No, Dr. Seuss is not being “canceled,” despite what some of the headlines of recent days have said. “The Cat in the Hat,” “Green Eggs and Ham” and “How the Grinch Stole Christmas” aren’t going anywhere. But Dr. Seuss Enterprises has opted to withdraw six of the beloved children’s books from circulation due to imagery that we now might consider racist or trafficking in stereotypes. The company has the right to do what it wants with the properties it owns, but we hate to see those books disappear. Rather than declaring the books would no longer be published, a more constructive approach would have been placing disclaimers on them, alerting parents and teachers to the potentially offensive content, and using that as a jumping off point for lessons on race, prejudice, and how what is acceptable and what is not has changed over the decades.
The primary stumbling block to schools reopening for instruction are justifiable concerns teachers have about the dangers reopening would pose to their own health, since COVID-19 is still raging. The day when full-time, in-person classroom instruction returns to Pennsylvania moved closer this week, thanks to the announcement that teachers and school personnel will soon be eligible to receive the single-dose Johnson & Johnson vaccine.

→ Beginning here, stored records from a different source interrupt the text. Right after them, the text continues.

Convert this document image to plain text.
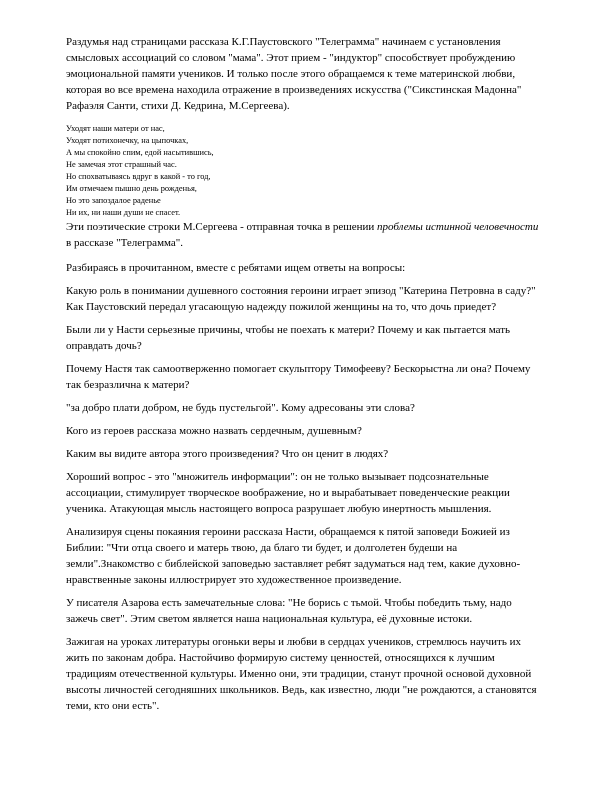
Раздумья над страницами рассказа К.Г.Паустовского "Телеграмма" начинаем с установления смысловых ассоциаций со словом "мама". Этот прием - "индуктор" способствует пробуждению эмоциональной памяти учеников. И только после этого обращаемся к теме материнской любви, которая во все времена находила отражение в произведениях искусства ("Сикстинская Мадонна" Рафаэля Санти, стихи Д. Кедрина, М.Сергеева).

Уходят наши матери от нас,
Уходят потихонечку, на цыпочках,
А мы спокойно спим, едой насытившись,
Не замечая этот страшный час.
Но спохватываясь вдруг в какой - то год,
Им отмечаем пышно день рожденья,
Но это запоздалое раденье
Ни их, ни наши души не спасет.

Эти поэтические строки М.Сергеева - отправная точка в решении проблемы истинной человечности в рассказе "Телеграмма".

Разбираясь в прочитанном, вместе с ребятами ищем ответы на вопросы:

Какую роль в понимании душевного состояния героини играет эпизод "Катерина Петровна в саду?" Как Паустовский передал угасающую надежду пожилой женщины на то, что дочь приедет?

Были ли у Насти серьезные причины, чтобы не поехать к матери? Почему и как пытается мать оправдать дочь?

Почему Настя так самоотверженно помогает скульптору Тимофееву? Бескорыстна ли она? Почему так безразлична к матери?

"за добро плати добром, не будь пустельгой". Кому адресованы эти слова?

Кого из героев рассказа можно назвать сердечным, душевным?

Каким вы видите автора этого произведения? Что он ценит в людях?

Хороший вопрос - это "множитель информации": он не только вызывает подсознательные ассоциации, стимулирует творческое воображение, но и вырабатывает поведенческие реакции ученика. Атакующая мысль настоящего вопроса разрушает любую инертность мышления.

Анализируя сцены покаяния героини рассказа Насти, обращаемся к пятой заповеди Божией из Библии: "Чти отца своего и матерь твою, да благо ти будет, и долголетен будеши на земли".Знакомство с библейской заповедью заставляет ребят задуматься над тем, какие духовно-нравственные законы иллюстрирует это художественное произведение.

У писателя Азарова есть замечательные слова: "Не борись с тьмой. Чтобы победить тьму, надо зажечь свет". Этим светом является наша национальная культура, её духовные истоки.

Зажигая на уроках литературы огоньки веры и любви в сердцах учеников, стремлюсь научить их жить по законам добра. Настойчиво формирую систему ценностей, относящихся к лучшим традициям отечественной культуры. Именно они, эти традиции, станут прочной основой духовной высоты личностей сегодняшних школьников. Ведь, как известно, люди "не рождаются, а становятся теми, кто они есть".
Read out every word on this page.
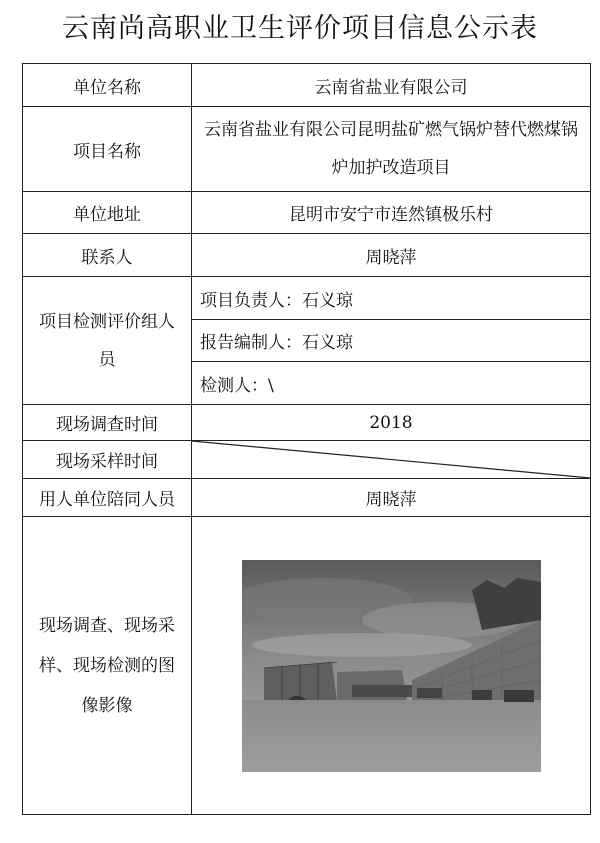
云南尚高职业卫生评价项目信息公示表
单位名称	云南省盐业有限公司
项目名称	云南省盐业有限公司昆明盐矿燃气锅炉替代燃煤锅炉加护改造项目

单位地址	昆明市安宁市连然镇极乐村
联系人	周晓萍

项目检测评价组人员	项目负责人：石义琼
	报告编制人：石义琼
	检测人：\
现场调查时间	2018
现场采样时间	

用人单位陪同人员	周晓萍

现场调查、现场采样、现场检测的图像影像
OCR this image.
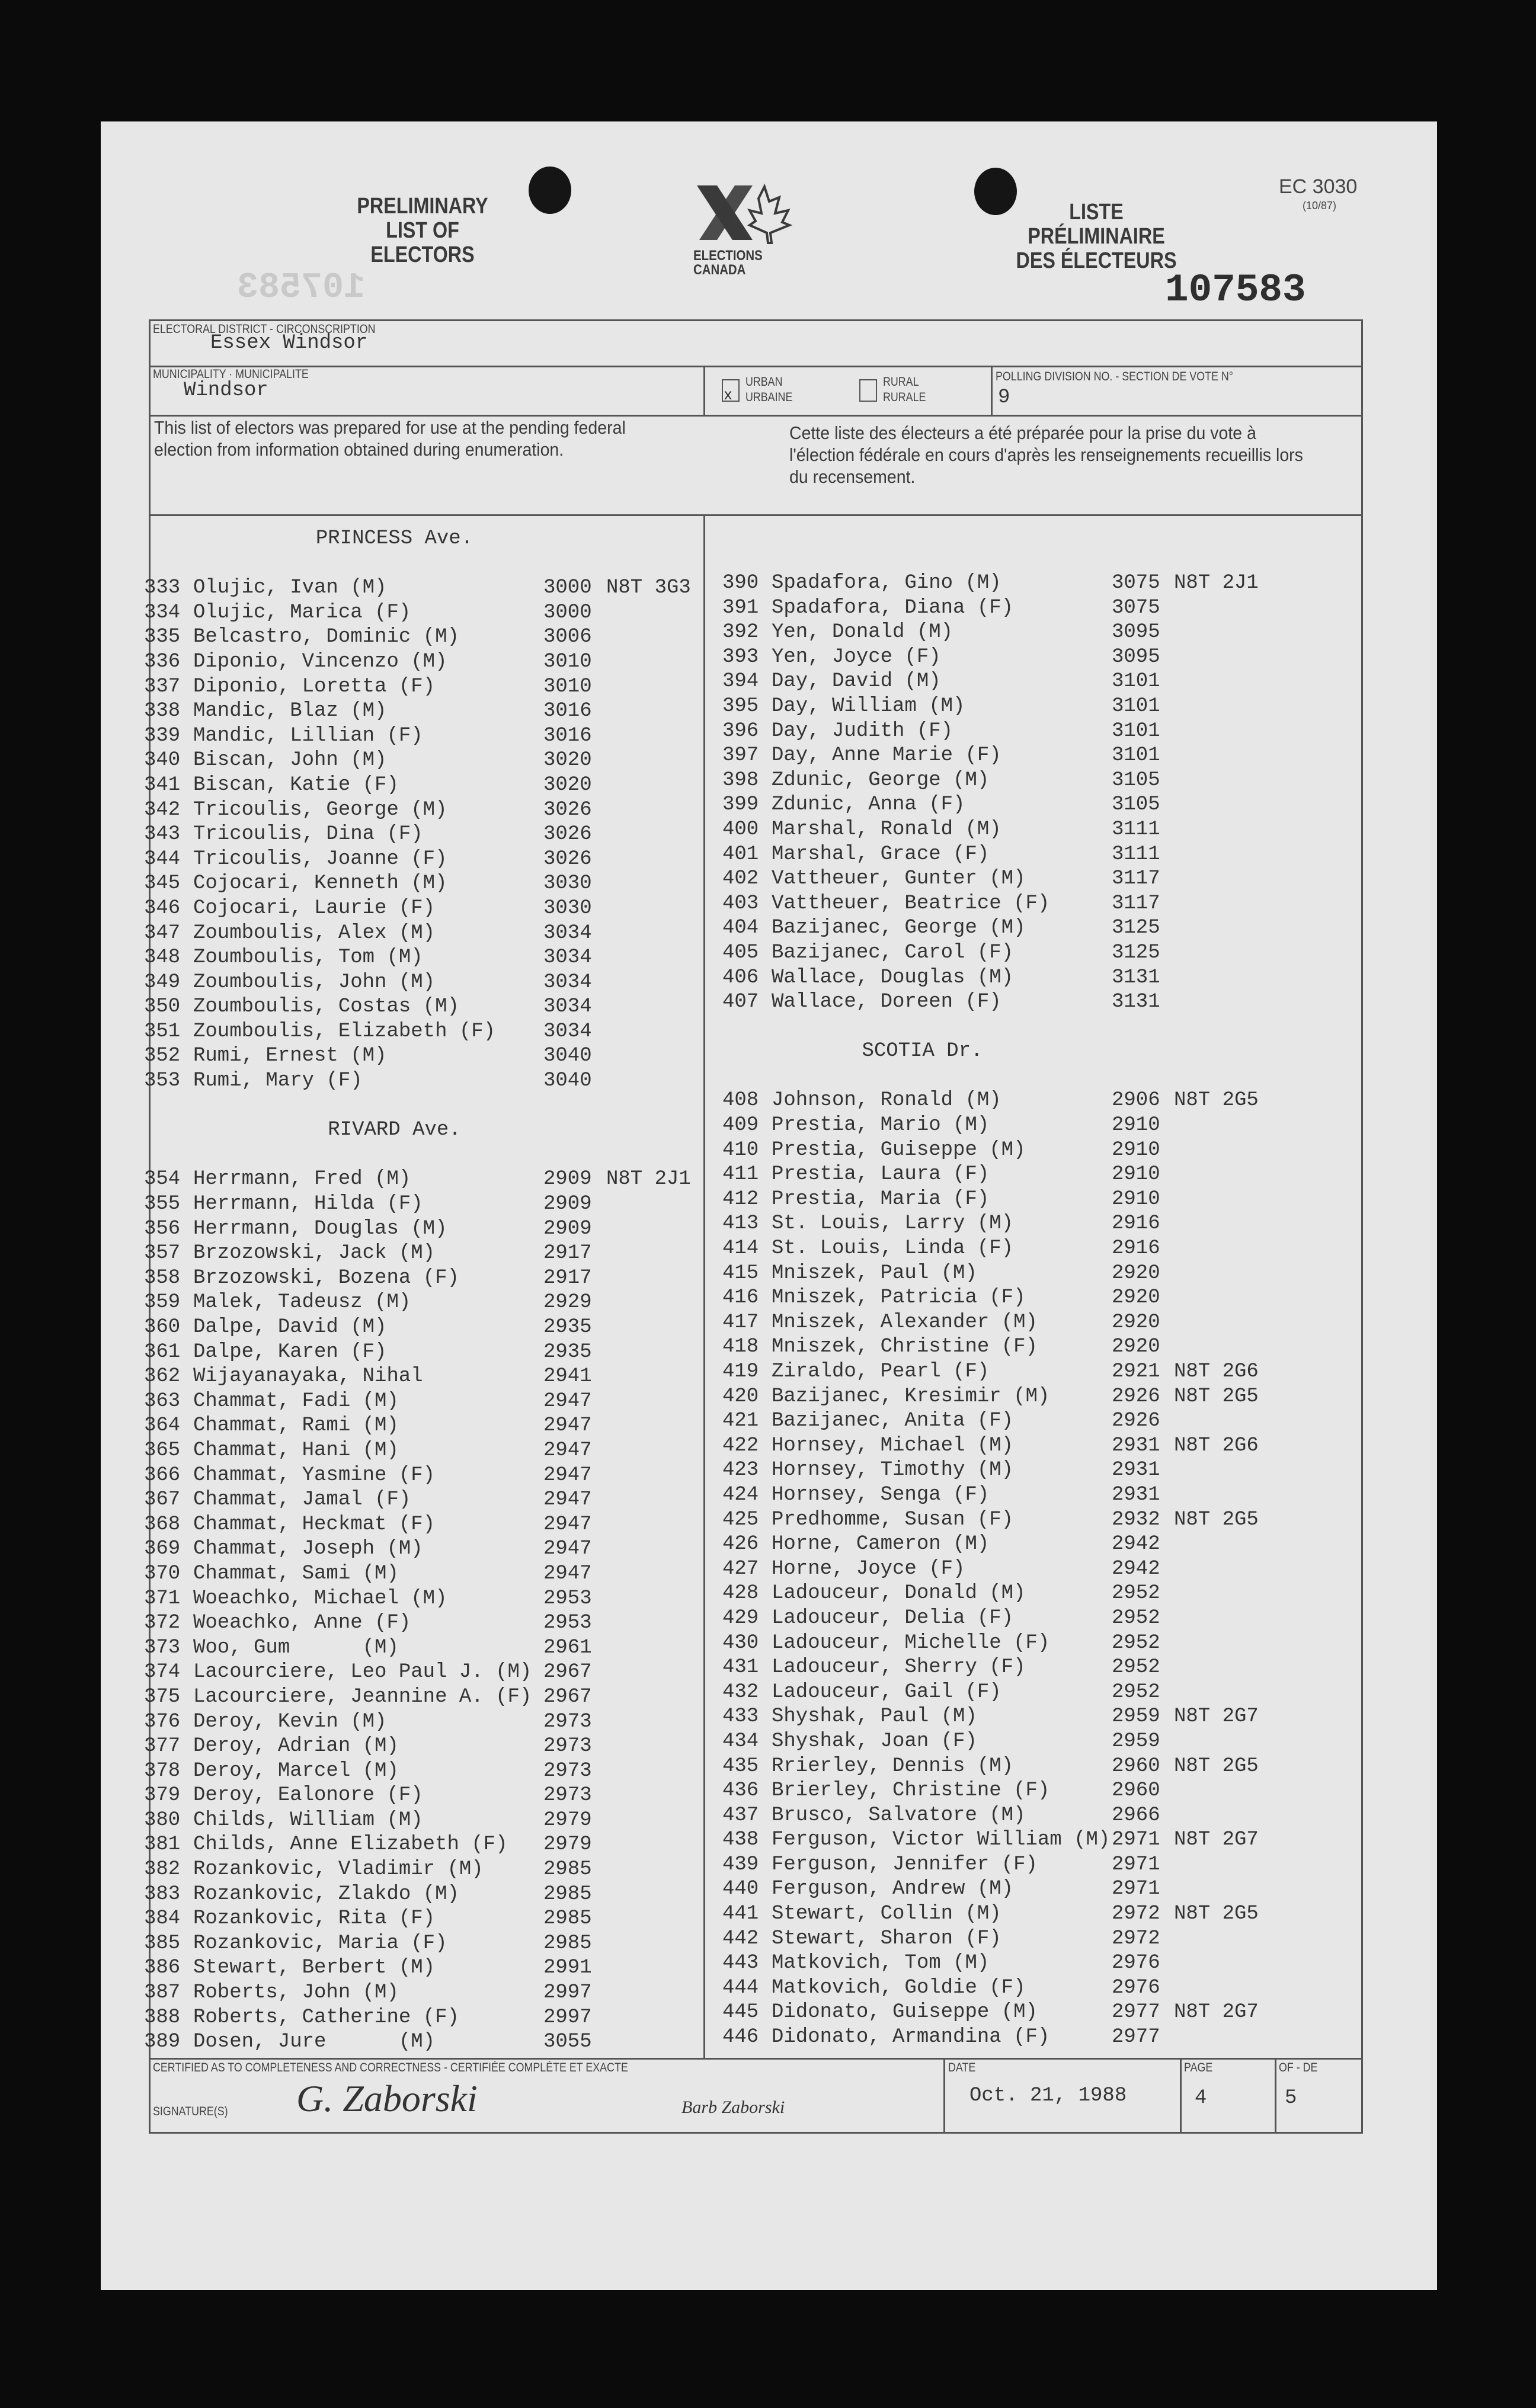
107583
PRELIMINARY
LIST OF
ELECTORS	ELECTIONS
CANADA
LISTE
PRÉLIMINAIRE
DES ÉLECTEURS
EC 3030
(10/87)
107583
ELECTORAL DISTRICT - CIRCONSCRIPTION
Essex Windsor
MUNICIPALITY · MUNICIPALITE
Windsor	x
URBAN
URBAINE
RURAL
RURALE
POLLING DIVISION NO. - SECTION DE VOTE N°
9
This list of electors was prepared for use at the pending federal election from information obtained during enumeration.
Cette liste des électeurs a été préparée pour la prise du vote à l'élection fédérale en cours d'après les renseignements recueillis lors du recensement.
PRINCESS Ave.
333 Olujic, Ivan (M)	3000 N8T 3G3
334 Olujic, Marica (F)	3000
335 Belcastro, Dominic (M)	3006
336 Diponio, Vincenzo (M)	3010
337 Diponio, Loretta (F)	3010
338 Mandic, Blaz (M)	3016
339 Mandic, Lillian (F)	3016
340 Biscan, John (M)	3020
341 Biscan, Katie (F)	3020
342 Tricoulis, George (M)	3026
343 Tricoulis, Dina (F)	3026
344 Tricoulis, Joanne (F)	3026
345 Cojocari, Kenneth (M)	3030
346 Cojocari, Laurie (F)	3030
347 Zoumboulis, Alex (M)	3034
348 Zoumboulis, Tom (M)	3034
349 Zoumboulis, John (M)	3034
350 Zoumboulis, Costas (M)	3034
351 Zoumboulis, Elizabeth (F) 3034
352 Rumi, Ernest (M)	3040
353 Rumi, Mary (F)	3040
RIVARD Ave.
354 Herrmann, Fred (M)	2909 N8T 2J1
355 Herrmann, Hilda (F)	2909
356 Herrmann, Douglas (M)	2909
357 Brzozowski, Jack (M)	2917
358 Brzozowski, Bozena (F)	2917
359 Malek, Tadeusz (M)	2929
360 Dalpe, David (M)	2935
361 Dalpe, Karen (F)	2935
362 Wijayanayaka, Nihal	2941
363 Chammat, Fadi (M)	2947
364 Chammat, Rami (M)	2947
365 Chammat, Hani (M)	2947
366 Chammat, Yasmine (F)	2947
367 Chammat, Jamal (F)	2947
368 Chammat, Heckmat (F)	2947
369 Chammat, Joseph (M)	2947
370 Chammat, Sami (M)	2947
371 Woeachko, Michael (M)	2953
372 Woeachko, Anne (F)	2953
373 Woo, Gum      (M)	2961
374 Lacourciere, Leo Paul J. (M) 2967
375 Lacourciere, Jeannine A. (F) 2967
376 Deroy, Kevin (M)	2973
377 Deroy, Adrian (M)	2973
378 Deroy, Marcel (M)	2973
379 Deroy, Ealonore (F)	2973
380 Childs, William (M)	2979
381 Childs, Anne Elizabeth (F) 2979
382 Rozankovic, Vladimir (M)	2985
383 Rozankovic, Zlakdo (M)	2985
384 Rozankovic, Rita (F)	2985
385 Rozankovic, Maria (F)	2985
386 Stewart, Berbert (M)	2991
387 Roberts, John (M)	2997
388 Roberts, Catherine (F)	2997
389 Dosen, Jure      (M)	3055
390 Spadafora, Gino (M)	3075 N8T 2J1
391 Spadafora, Diana (F)	3075
392 Yen, Donald (M)	3095
393 Yen, Joyce (F)	3095
394 Day, David (M)	3101
395 Day, William (M)	3101
396 Day, Judith (F)	3101
397 Day, Anne Marie (F)	3101
398 Zdunic, George (M)	3105
399 Zdunic, Anna (F)	3105
400 Marshal, Ronald (M)	3111
401 Marshal, Grace (F)	3111
402 Vattheuer, Gunter (M)	3117
403 Vattheuer, Beatrice (F)	3117
404 Bazijanec, George (M)	3125
405 Bazijanec, Carol (F)	3125
406 Wallace, Douglas (M)	3131
407 Wallace, Doreen (F)	3131
SCOTIA Dr.
408 Johnson, Ronald (M)	2906 N8T 2G5
409 Prestia, Mario (M)	2910
410 Prestia, Guiseppe (M)	2910
411 Prestia, Laura (F)	2910
412 Prestia, Maria (F)	2910
413 St. Louis, Larry (M)	2916
414 St. Louis, Linda (F)	2916
415 Mniszek, Paul (M)	2920
416 Mniszek, Patricia (F)	2920
417 Mniszek, Alexander (M)	2920
418 Mniszek, Christine (F)	2920
419 Ziraldo, Pearl (F)	2921 N8T 2G6
420 Bazijanec, Kresimir (M)	2926 N8T 2G5
421 Bazijanec, Anita (F)	2926
422 Hornsey, Michael (M)	2931 N8T 2G6
423 Hornsey, Timothy (M)	2931
424 Hornsey, Senga (F)	2931
425 Predhomme, Susan (F)	2932 N8T 2G5
426 Horne, Cameron (M)	2942
427 Horne, Joyce (F)	2942
428 Ladouceur, Donald (M)	2952
429 Ladouceur, Delia (F)	2952
430 Ladouceur, Michelle (F)	2952
431 Ladouceur, Sherry (F)	2952
432 Ladouceur, Gail (F)	2952
433 Shyshak, Paul (M)	2959 N8T 2G7
434 Shyshak, Joan (F)	2959
435 Rrierley, Dennis (M)	2960 N8T 2G5
436 Brierley, Christine (F)	2960
437 Brusco, Salvatore (M)	2966
438 Ferguson, Victor William (M) 2971 N8T 2G7
439 Ferguson, Jennifer (F)	2971
440 Ferguson, Andrew (M)	2971
441 Stewart, Collin (M)	2972 N8T 2G5
442 Stewart, Sharon (F)	2972
443 Matkovich, Tom (M)	2976
444 Matkovich, Goldie (F)	2976
445 Didonato, Guiseppe (M)	2977 N8T 2G7
446 Didonato, Armandina (F)	2977
CERTIFIED AS TO COMPLETENESS AND CORRECTNESS - CERTIFIÉE COMPLÈTE ET EXACTE
SIGNATURE(S) G. Zaborski	Barb Zaborski
DATE
Oct. 21, 1988
PAGE
4
OF - DE
5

Once young people can return to school safely, it will boost learning outcomes, help with their socialization, and be a relief to parents who, in many cases, have had to juggle their own work responsibilities with managing the distance learning of their children.
As the days became shorter and colder in the fall, many medical professionals feared the country was going to be in for a “twindemic” of both COVID-19 and the flu. But this year’s flu season has turned out to be mild to the point of nonexistence. The Tribune-Review reported this week that Pennsylvania has recorded only 2,748 confirmed cases of the flu. To compare, in the 2019-20 flu season, there were more than 130,000 cases across the commonwealth. Allegheny County has reported no flu-related deaths, only three hospitalizations and just 180 cases this year. The reasons? It turns out that steps being carried out to fight the coronavirus, like wearing masks and social distancing, have also been handy tools in combating the flu.
Reporters who cover the White House have had to take COVID-19 tests every day in order to keep the president, his staff and family safe. The White House had been footing the bill for the tests, but now the cost is being shifted to news organizations. The tests cost $170 each, and exceptions have only been carved out for pool reporters who travel with the president and attend daily briefings. The White House says that the costs of administering so many tests have become prohibitive, but what about the costs to news organizations that are already dealing with strained budgets? The White House Correspondents’ Association has protested that charging news organizations for the tests “sets up a means test for White House coverage.” Unfortunately, they’re right.